Evaluating the model

As soon as the trained model is available, you can further score the model and evaluate the metrics.

  • Score Model: view statistics and histograms for separate columns of the dataset.

    To score the model and check its performance on unseen data, you must feed the test dataset from Split Data activity and the trained model into the Score Model activity.

  • Evaluate Model: view metrics, confusion matrices, error distribution, ROC curve graph.

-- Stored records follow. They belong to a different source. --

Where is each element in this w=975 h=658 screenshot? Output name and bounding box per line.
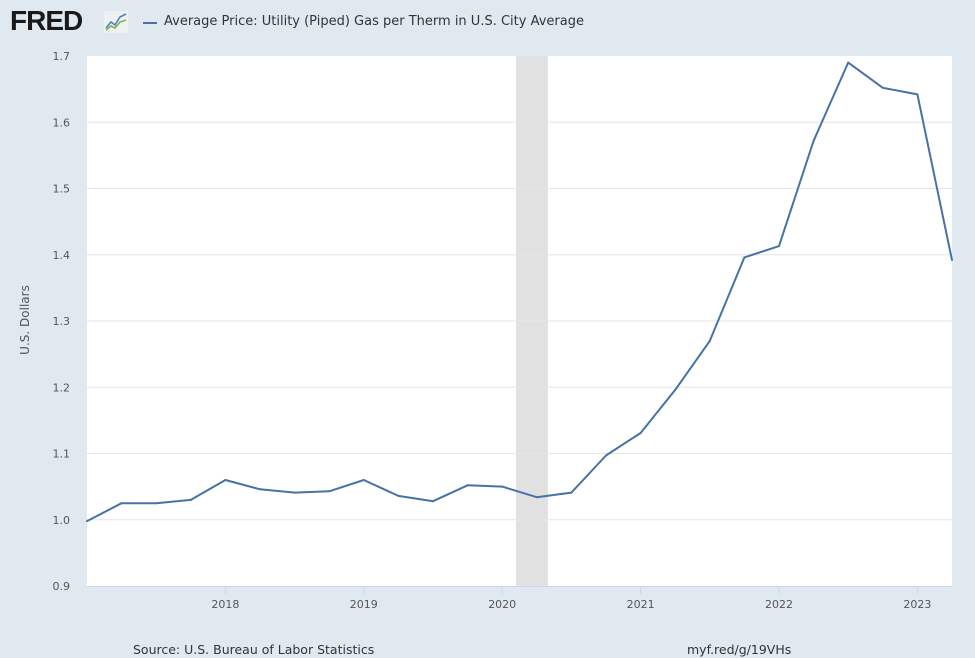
data-point[interactable]	[708, 339, 711, 342]
short-link[interactable]: myf.red/g/19VHs	[687, 642, 792, 657]
data-point[interactable]	[224, 479, 227, 481]
data-point[interactable]	[812, 139, 815, 142]
y-tick-label: 1.5	[53, 183, 71, 196]
data-point[interactable]	[674, 388, 677, 391]
data-point[interactable]	[501, 485, 504, 488]
data-point[interactable]	[466, 484, 469, 487]
data-point[interactable]	[120, 502, 123, 505]
data-point[interactable]	[362, 479, 365, 481]
chart-line-icon	[104, 11, 128, 33]
data-point[interactable]	[639, 431, 642, 434]
x-tick-label: 2021	[627, 598, 655, 611]
grid-lines	[87, 121, 952, 587]
data-point[interactable]	[432, 500, 434, 503]
data-point[interactable]	[743, 256, 746, 259]
data-point[interactable]	[881, 86, 884, 89]
data-point[interactable]	[189, 498, 192, 501]
data-point[interactable]	[916, 93, 919, 96]
y-tick-label: 1.2	[53, 381, 71, 394]
legend-swatch	[143, 22, 157, 24]
x-tick-label: 2020	[488, 598, 516, 611]
data-point[interactable]	[86, 520, 88, 523]
x-tick-label: 2019	[350, 598, 378, 611]
y-tick-label: 1.6	[53, 116, 71, 129]
data-point[interactable]	[951, 259, 953, 262]
data-point[interactable]	[397, 494, 400, 497]
y-tick-label: 1.1	[53, 448, 71, 461]
legend-label[interactable]: Average Price: Utility (Piped) Gas per T…	[164, 14, 584, 29]
series-line[interactable]	[86, 61, 953, 522]
data-point[interactable]	[328, 490, 331, 493]
x-tick-label: 2018	[211, 598, 239, 611]
series-layer	[86, 61, 953, 523]
y-axis-label: U.S. Dollars	[18, 285, 32, 355]
y-tick-label: 1.4	[53, 249, 71, 262]
x-axis-ticks: 2018 2019 2020 2021 2022 2023	[211, 586, 931, 611]
data-point[interactable]	[293, 491, 296, 494]
data-point[interactable]	[847, 61, 850, 64]
source-note: Source: U.S. Bureau of Labor Statistics	[133, 642, 375, 657]
y-axis-ticks: 0.9 1.0 1.1 1.2 1.3 1.4 1.5 1.6 1.7	[53, 50, 71, 593]
data-point[interactable]	[535, 496, 538, 499]
y-tick-label: 1.3	[53, 315, 71, 328]
data-point[interactable]	[605, 454, 607, 457]
data-point[interactable]	[155, 502, 158, 505]
data-point[interactable]	[570, 491, 573, 494]
x-tick-label: 2022	[765, 598, 793, 611]
y-tick-label: 1.7	[53, 50, 71, 63]
x-tick-label: 2023	[903, 598, 931, 611]
fred-logo[interactable]: FRED	[10, 5, 83, 36]
y-tick-label: 0.9	[53, 580, 71, 593]
data-point[interactable]	[259, 488, 261, 491]
y-tick-label: 1.0	[53, 514, 71, 527]
data-point[interactable]	[778, 245, 780, 248]
chart-header: FRED Average Price: Utility (Piped) Gas …	[0, 0, 975, 46]
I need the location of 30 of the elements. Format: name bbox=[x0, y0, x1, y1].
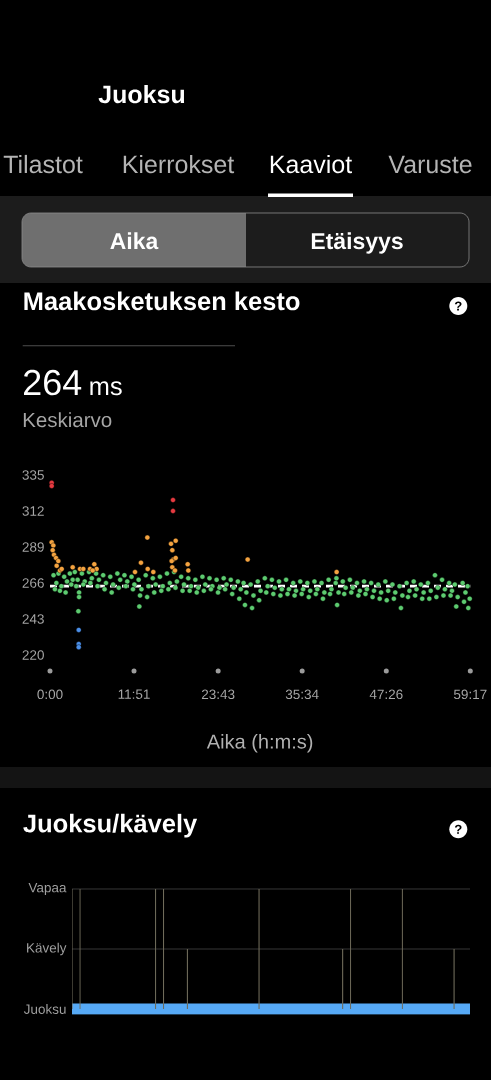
text: Etäisyys bbox=[311, 232, 403, 254]
x-tick-label: 0:00 bbox=[37, 689, 63, 700]
text: Aika bbox=[110, 232, 159, 250]
y-tick-label: 220 bbox=[22, 650, 44, 660]
chart-title: Juoksu/kävely bbox=[23, 813, 198, 838]
text: Tilastot bbox=[3, 154, 83, 174]
y-tick-label: 289 bbox=[22, 542, 44, 552]
y-tick-label: Kävely bbox=[27, 942, 67, 956]
y-tick-label: 335 bbox=[22, 470, 44, 480]
x-tick-label: 35:34 bbox=[285, 689, 319, 700]
text: Keskiarvo bbox=[23, 412, 112, 428]
text: Varuste bbox=[388, 155, 472, 174]
y-tick-label: 243 bbox=[22, 614, 44, 624]
y-tick-label: 312 bbox=[22, 506, 44, 516]
x-tick-label: 23:43 bbox=[201, 689, 235, 700]
text: ? bbox=[454, 301, 462, 311]
chart-title: Maakosketuksen kesto bbox=[24, 291, 300, 311]
x-tick-label: 47:26 bbox=[369, 689, 403, 700]
text: Kaaviot bbox=[270, 154, 352, 174]
x-axis-title: Aika (h:m:s) bbox=[206, 733, 313, 753]
y-tick-label: Juoksu bbox=[23, 1004, 66, 1014]
text: 264 bbox=[24, 369, 82, 396]
text: ? bbox=[454, 824, 462, 834]
text: Kierrokset bbox=[123, 154, 235, 174]
x-tick-label: 59:17 bbox=[453, 689, 487, 700]
text: ms bbox=[90, 381, 122, 396]
y-tick-label: 266 bbox=[22, 578, 44, 588]
x-tick-label: 11:51 bbox=[118, 689, 150, 699]
text: Juoksu bbox=[98, 84, 185, 104]
y-tick-label: Vapaa bbox=[28, 882, 67, 896]
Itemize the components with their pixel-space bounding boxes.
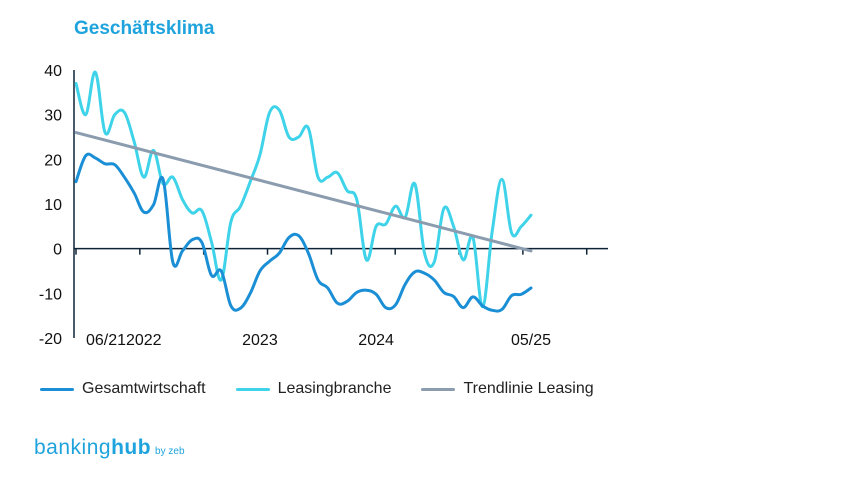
y-tick-label: 0 (53, 242, 62, 259)
x-tick-label: 06/21 (86, 332, 126, 349)
y-tick-label: -10 (39, 286, 62, 303)
legend-swatch-leasingbranche (235, 387, 270, 391)
brand-name-a: banking (34, 436, 112, 459)
legend-item-trendlinie: Trendlinie Leasing (421, 380, 594, 398)
series-line-leasingbranche (74, 70, 533, 309)
x-tick-label: 2024 (358, 332, 394, 349)
chart-title: Geschäftsklima (74, 18, 215, 39)
x-tick-label: 2022 (126, 332, 162, 349)
legend-label-leasingbranche: Leasingbranche (277, 380, 392, 397)
x-tick-label: 2023 (242, 332, 278, 349)
brand-logo: bankinghub by zeb (34, 436, 185, 460)
series-line-gesamtwirtschaft (74, 152, 533, 313)
legend-swatch-gesamtwirtschaft (40, 387, 74, 391)
brand-name-b: hub (111, 436, 152, 459)
legend: Gesamtwirtschaft Leasingbranche Trendlin… (40, 380, 624, 398)
legend-item-gesamtwirtschaft: Gesamtwirtschaft (40, 380, 206, 398)
legend-label-trendlinie: Trendlinie Leasing (463, 380, 594, 397)
y-tick-label: 20 (44, 152, 62, 169)
series-line-trendlinie-leasing (74, 131, 533, 253)
brand-suffix: by zeb (155, 446, 185, 457)
x-tick-label: 05/25 (511, 332, 551, 349)
y-tick-label: -20 (39, 331, 62, 348)
y-tick-label: 40 (44, 63, 62, 80)
legend-swatch-trendlinie (421, 387, 456, 391)
legend-label-gesamtwirtschaft: Gesamtwirtschaft (82, 380, 206, 397)
legend-item-leasingbranche: Leasingbranche (235, 380, 392, 398)
y-tick-label: 30 (44, 108, 62, 125)
y-tick-label: 10 (44, 197, 62, 214)
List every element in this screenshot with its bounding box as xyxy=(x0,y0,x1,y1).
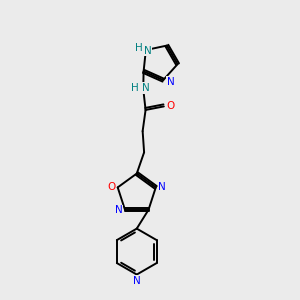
Text: O: O xyxy=(107,182,116,192)
Text: O: O xyxy=(166,101,174,111)
Text: N: N xyxy=(133,276,141,286)
Text: H: H xyxy=(135,43,142,53)
Text: H: H xyxy=(131,83,139,93)
Text: N: N xyxy=(144,46,152,56)
Text: N: N xyxy=(158,182,166,192)
Text: N: N xyxy=(115,206,122,215)
Text: N: N xyxy=(142,83,149,93)
Text: N: N xyxy=(167,76,175,87)
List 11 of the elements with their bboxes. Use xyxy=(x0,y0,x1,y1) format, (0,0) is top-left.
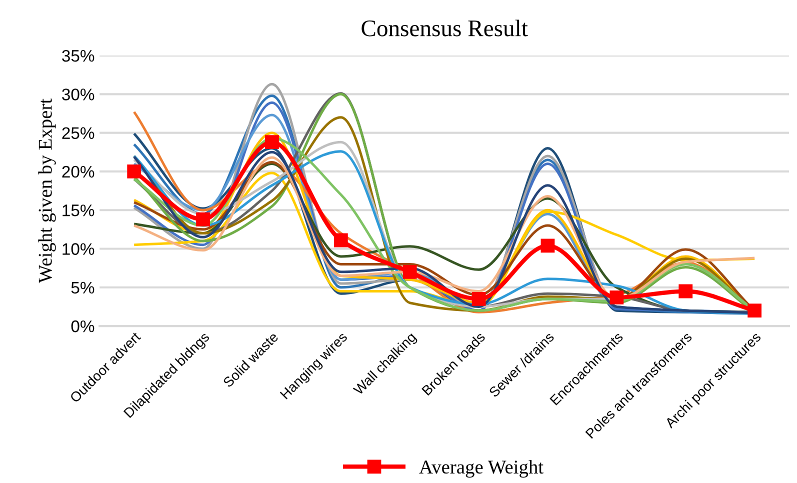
legend-label: Average Weight xyxy=(419,460,544,478)
y-tick-label: 35% xyxy=(62,50,94,62)
y-tick-label: 0% xyxy=(71,320,94,332)
y-tick-label: 5% xyxy=(71,282,94,294)
y-tick-label: 30% xyxy=(62,88,94,100)
y-tick-label: 25% xyxy=(62,127,94,140)
chart-title: Consensus Result xyxy=(362,20,528,36)
y-axis-title: Weight given by Expert xyxy=(38,98,56,284)
y-tick-label: 10% xyxy=(62,243,94,255)
y-tick-label: 15% xyxy=(62,204,94,216)
y-tick-label: 20% xyxy=(62,166,94,178)
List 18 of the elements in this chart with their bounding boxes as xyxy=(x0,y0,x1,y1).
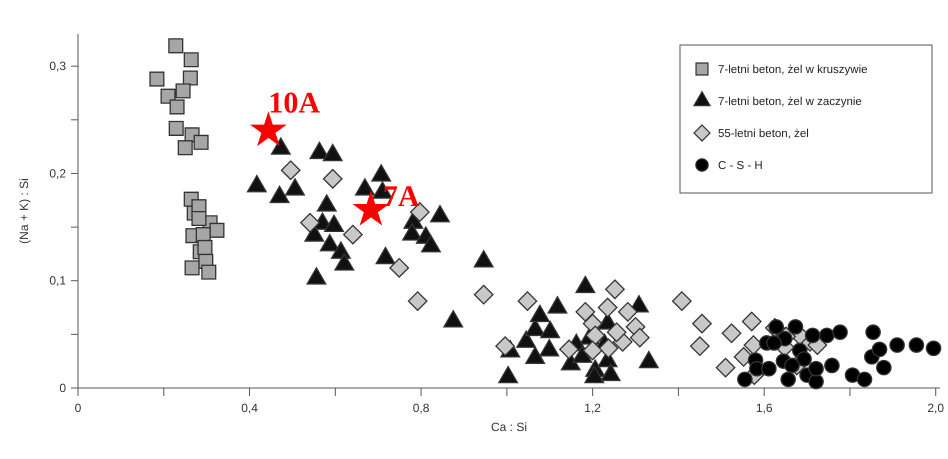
x-tick-label: 0 xyxy=(74,401,82,415)
x-tick-label: 2,0 xyxy=(927,401,944,415)
x-axis-title: Ca : Si xyxy=(490,420,528,434)
annotation: 7A xyxy=(382,180,420,213)
x-tick-label: 0,4 xyxy=(241,401,258,415)
y-axis-title: (Na + K) : Si xyxy=(17,178,31,244)
legend-label: 55-letni beton, żel xyxy=(718,128,809,140)
legend-label: 7-letni beton, żel w kruszywie xyxy=(718,64,868,76)
x-tick-label: 0,8 xyxy=(412,401,430,415)
y-tick-label: 0,2 xyxy=(49,166,66,180)
y-tick-label: 0,3 xyxy=(49,59,66,74)
x-tick-label: 1,6 xyxy=(756,401,773,415)
annotation: 10A xyxy=(268,86,320,120)
legend-label: 7-letni beton, żel w zaczynie xyxy=(718,96,862,108)
x-tick-label: 1,2 xyxy=(584,401,602,415)
legend-label: C - S - H xyxy=(718,160,763,172)
y-tick-label: 0,1 xyxy=(49,274,66,288)
y-tick-label: 0 xyxy=(59,381,66,395)
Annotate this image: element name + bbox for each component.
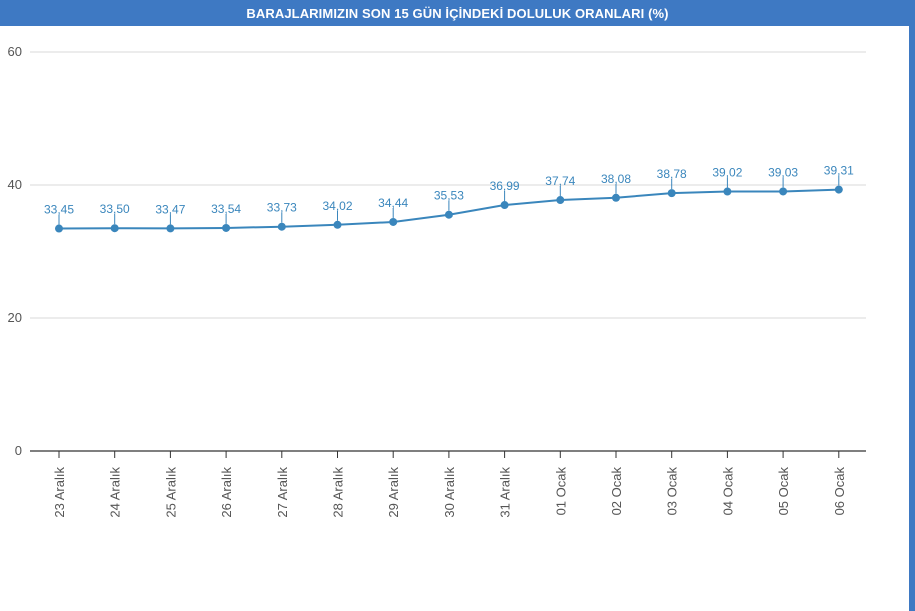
frame-edge xyxy=(909,26,915,611)
data-point[interactable] xyxy=(612,193,620,202)
data-point[interactable] xyxy=(444,210,453,219)
data-point[interactable] xyxy=(389,217,398,226)
data-point[interactable] xyxy=(834,185,843,194)
x-tick-label: 28 Aralık xyxy=(331,467,346,518)
x-tick-label: 27 Aralık xyxy=(275,467,290,518)
data-label: 39,03 xyxy=(768,165,798,179)
data-point[interactable] xyxy=(723,187,732,196)
data-label: 36,99 xyxy=(490,179,520,193)
y-axis-ticks: 0 20 40 60 xyxy=(8,44,22,458)
data-label: 33,45 xyxy=(44,203,74,217)
x-tick-label: 05 Ocak xyxy=(776,467,791,516)
data-point[interactable] xyxy=(500,201,509,210)
y-tick-label: 40 xyxy=(8,177,22,192)
x-tick-label: 31 Aralık xyxy=(498,467,513,518)
data-label: 33,50 xyxy=(100,202,130,216)
data-point[interactable] xyxy=(277,222,286,231)
y-tick-label: 60 xyxy=(8,44,22,59)
data-point[interactable] xyxy=(166,224,175,233)
data-label: 34,02 xyxy=(322,199,352,213)
data-label: 37,74 xyxy=(545,174,575,188)
data-point[interactable] xyxy=(222,223,231,232)
x-tick-label: 26 Aralık xyxy=(219,467,234,518)
data-label: 38,78 xyxy=(657,167,687,181)
data-labels: 33,45 33,50 33,47 33,54 33,73 34,02 34,44 35,53… xyxy=(44,164,854,225)
x-tick-label: 29 Aralık xyxy=(386,467,401,518)
series-points xyxy=(55,185,843,233)
y-tick-label: 0 xyxy=(15,443,22,458)
x-tick-label: 24 Aralık xyxy=(108,467,123,518)
data-point[interactable] xyxy=(779,187,788,196)
chart-title: BARAJLARIMIZIN SON 15 GÜN İÇİNDEKİ DOLUL… xyxy=(0,0,915,26)
x-tick-label: 01 Ocak xyxy=(553,467,568,516)
data-point[interactable] xyxy=(333,220,342,229)
data-label: 34,44 xyxy=(378,196,408,210)
data-point[interactable] xyxy=(556,196,565,205)
y-tick-label: 20 xyxy=(8,310,22,325)
x-tick-label: 30 Aralık xyxy=(442,467,457,518)
data-point[interactable] xyxy=(55,224,63,233)
data-label: 33,73 xyxy=(267,201,297,215)
grid-lines xyxy=(30,51,866,452)
data-point[interactable] xyxy=(110,224,119,233)
x-axis-ticks: 23 Aralık 24 Aralık 25 Aralık 26 Aralık 27 A… xyxy=(52,451,847,518)
data-label: 33,47 xyxy=(155,202,185,216)
data-label: 39,31 xyxy=(824,164,854,178)
data-label: 38,08 xyxy=(601,172,631,186)
x-tick-label: 04 Ocak xyxy=(720,467,735,516)
data-label: 35,53 xyxy=(434,189,464,203)
x-tick-label: 23 Aralık xyxy=(52,467,67,518)
x-tick-label: 02 Ocak xyxy=(609,467,624,516)
x-tick-label: 25 Aralık xyxy=(163,467,178,518)
data-label: 39,02 xyxy=(712,166,742,180)
x-tick-label: 03 Ocak xyxy=(665,467,680,516)
x-tick-label: 06 Ocak xyxy=(832,467,847,516)
data-point[interactable] xyxy=(667,189,676,198)
data-label: 33,54 xyxy=(211,202,241,216)
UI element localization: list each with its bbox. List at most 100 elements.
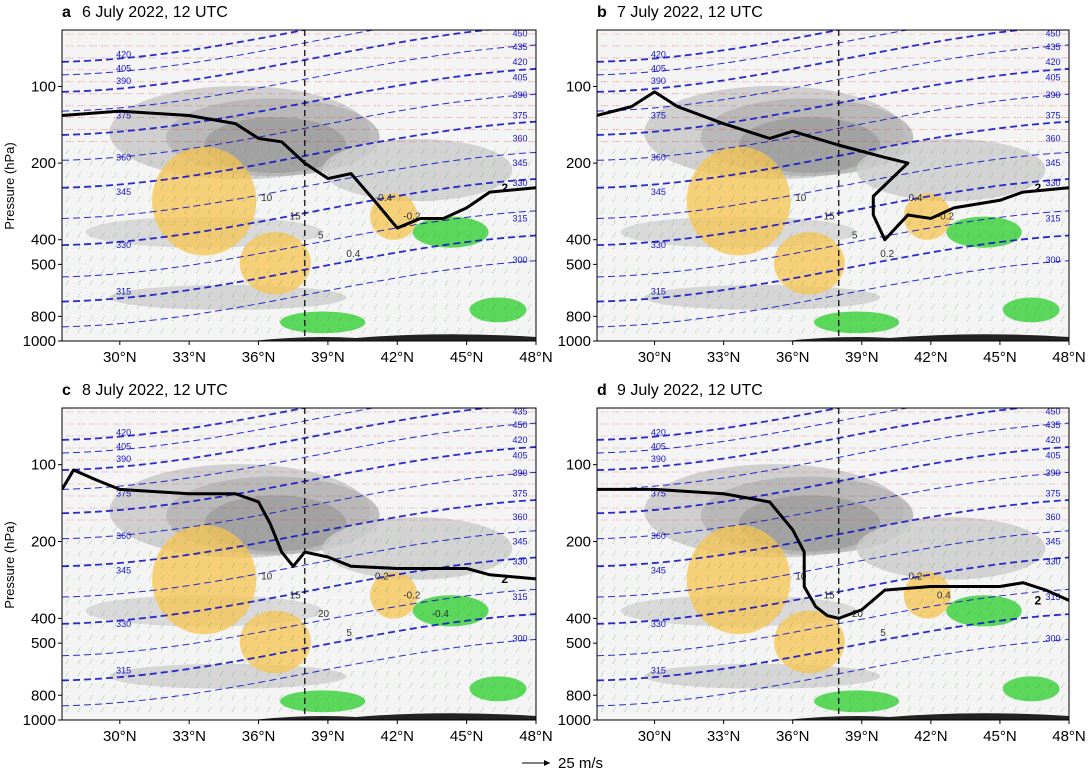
wind-arrow <box>647 244 652 250</box>
tropopause-label: 2 <box>501 572 508 586</box>
wind-arrow <box>1037 574 1041 581</box>
wind-arrow <box>527 586 532 593</box>
wind-arrow <box>456 268 461 274</box>
wind-arrow <box>350 280 354 286</box>
wind-arrow <box>754 196 758 202</box>
wind-arrow <box>883 646 888 653</box>
wind-arrow <box>207 658 212 665</box>
wind-arrow <box>765 550 770 557</box>
wind-arrow <box>196 280 200 286</box>
wind-arrow <box>695 184 699 190</box>
wind-arrow <box>978 706 982 713</box>
wind-arrow <box>895 303 900 310</box>
wind-arrow <box>231 634 236 641</box>
wind-arrow <box>990 598 994 605</box>
wind-arrow <box>765 610 770 617</box>
wind-arrow <box>1037 634 1041 641</box>
wind-arrow <box>124 291 129 298</box>
wind-arrow <box>433 706 437 713</box>
wind-arrow <box>350 220 354 226</box>
wind-arrow <box>919 574 923 581</box>
wind-arrow <box>101 208 105 214</box>
wind-arrow <box>361 268 366 274</box>
theta-label: 330 <box>116 619 131 629</box>
wind-arrow <box>397 634 402 641</box>
wind-arrow <box>65 256 70 262</box>
wind-arrow <box>742 598 746 605</box>
wind-arrow <box>338 220 342 226</box>
theta-label: 345 <box>116 566 131 576</box>
wind-arrow <box>954 610 959 617</box>
wind-arrow <box>255 172 259 178</box>
wind-arrow <box>1060 634 1065 641</box>
wind-arrow <box>113 184 117 190</box>
wind-arrow <box>101 598 105 605</box>
wind-arrow <box>990 706 994 713</box>
wind-arrow <box>836 196 841 202</box>
shading-label: 15 <box>824 212 836 223</box>
wind-arrow <box>636 538 640 545</box>
wind-arrow <box>480 220 485 226</box>
wind-arrow <box>89 196 93 202</box>
wind-arrow <box>1013 646 1018 653</box>
wind-arrow <box>742 220 746 226</box>
wind-arrow <box>516 562 520 569</box>
wind-arrow <box>243 526 248 533</box>
wind-arrow <box>231 706 236 713</box>
wind-arrow <box>290 598 295 605</box>
wind-arrow <box>267 220 271 226</box>
wind-arrow <box>184 658 188 665</box>
wind-arrow <box>468 550 473 557</box>
wind-arrow <box>409 256 413 262</box>
wind-arrow <box>124 208 129 214</box>
wind-arrow <box>136 586 141 593</box>
wind-arrow <box>219 610 224 617</box>
wind-arrow <box>172 682 176 689</box>
wind-arrow <box>659 303 664 310</box>
wind-arrow <box>456 303 461 310</box>
wind-arrow <box>919 315 923 322</box>
wind-arrow <box>302 622 307 629</box>
y-tick-label: 800 <box>566 308 591 325</box>
wind-arrow <box>848 622 853 629</box>
wind-arrow <box>279 610 283 617</box>
wind-arrow <box>468 280 473 286</box>
wind-arrow <box>172 244 176 250</box>
wind-arrow <box>148 598 153 605</box>
wind-arrow <box>160 184 165 190</box>
wind-arrow <box>350 658 354 665</box>
wind-arrow <box>636 232 640 238</box>
wind-arrow <box>255 610 259 617</box>
wind-arrow <box>695 160 699 166</box>
wind-arrow <box>124 562 129 569</box>
wind-arrow <box>113 327 117 334</box>
wind-arrow <box>848 327 853 334</box>
wind-arrow <box>671 574 676 581</box>
wind-arrow <box>326 315 330 322</box>
wind-arrow <box>409 208 413 214</box>
wind-arrow <box>895 148 900 154</box>
wind-arrow <box>1013 196 1018 202</box>
wind-arrow <box>397 694 402 701</box>
wind-arrow <box>978 538 982 545</box>
theta-contour <box>597 408 843 441</box>
wind-arrow <box>326 291 330 298</box>
wind-arrow <box>671 315 676 322</box>
wind-arrow <box>671 220 676 226</box>
wind-arrow <box>113 598 117 605</box>
wind-arrow <box>718 184 723 190</box>
wind-arrow <box>624 574 628 581</box>
theta-label: 450 <box>1045 29 1060 39</box>
wind-arrow <box>1013 658 1018 665</box>
wind-arrow <box>113 244 117 250</box>
wind-arrow <box>1001 526 1006 533</box>
wind-arrow <box>813 562 817 569</box>
wind-arrow <box>683 538 687 545</box>
wind-arrow <box>813 550 817 557</box>
wind-arrow <box>730 256 735 262</box>
wind-arrow <box>931 622 935 629</box>
wind-arrow <box>942 148 947 154</box>
wind-arrow <box>385 682 390 689</box>
wind-arrow <box>836 682 841 689</box>
wind-arrow <box>184 646 188 653</box>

    To evaluate the model, you must feed the Score Model output into the Evaluate Model activity.

    Metrics are demonstrated for both classification and regression type machine learning problems, in the output port of evaluate model activity.

    In classification problems, you will be presented these metrics:

    • Accuracy: ratio of correctly predicted observations to the total observations
    • Precision: percentage of tuples that the classifier labeled as positive and are positive
    • Recall: the number of correct positive results divided by the number of all relevant samples. This is all samples that should have been identified as positive.
    • Confusion matrix: the performance of the model presented in a matrix depicting true positives, true negatives, false positives and false negatives. The number of samples from the test set classified correctly, the number of misclassified values or incorrect predictions
    • AUC – Area Under the Curve: the probability that the classifier will rank a randomly chosen positive example higher than a randomly chosen negative example
    • F1 Score: tries to find the balance between precision and recall - how precise is your classifier, for example, how many instances it classifies correctly. Additionally, how robust is your classifier such as, does it miss a significant number of instances.

    In regression problems, these are the metrics reported:

    • Coefficient of determination (R2) is representing the predictive power of the model. Value can range between 0 and 1, 1 meaning the model is a perfect fit.
    • Mean absolute error (MAE) refers to the closeness of the model predictions to the actual outcomes. Lower MAE value means better results.
    • Root mean squared error (RMSE) represents a value which sums the error which occurred between the test values and the predicted values. RMSE value closer to 0 indicates better model performance.
    • Relative absolute error (RAE) refers to the relative absolute difference between expected and actual predictions. Value can range from 0 to infinite, 0 representing best performance.
    • Relative squared error (RSE) measures the performance based on comparison with a simple predictor performance and normalizes the total squared error of the predictions returned from the model. Value can range from 0 to infinite, 0 representing best performance.
  • Compare Models: Select up to four trained models that are similar in parallel flows. Scoring and evaluation results of the connected trained models as inputs are presented in a single screen.
  1. Select a quest.
  2. Drag and drop the Evaluate Model activity box to the canvas.
    The Evaluate Model Activity Catalog is displayed.
  3. Select the evaluate model activity.
    • Score Model
    • Evaluate Model
    • Compare models
  4. Specify the parameters required.
  5. Click Save and Run.
  6. Click the output port to view the evaluation of the trained model.
    Depending on the algorithm that has been used, corresponding contents of the outcome are presented.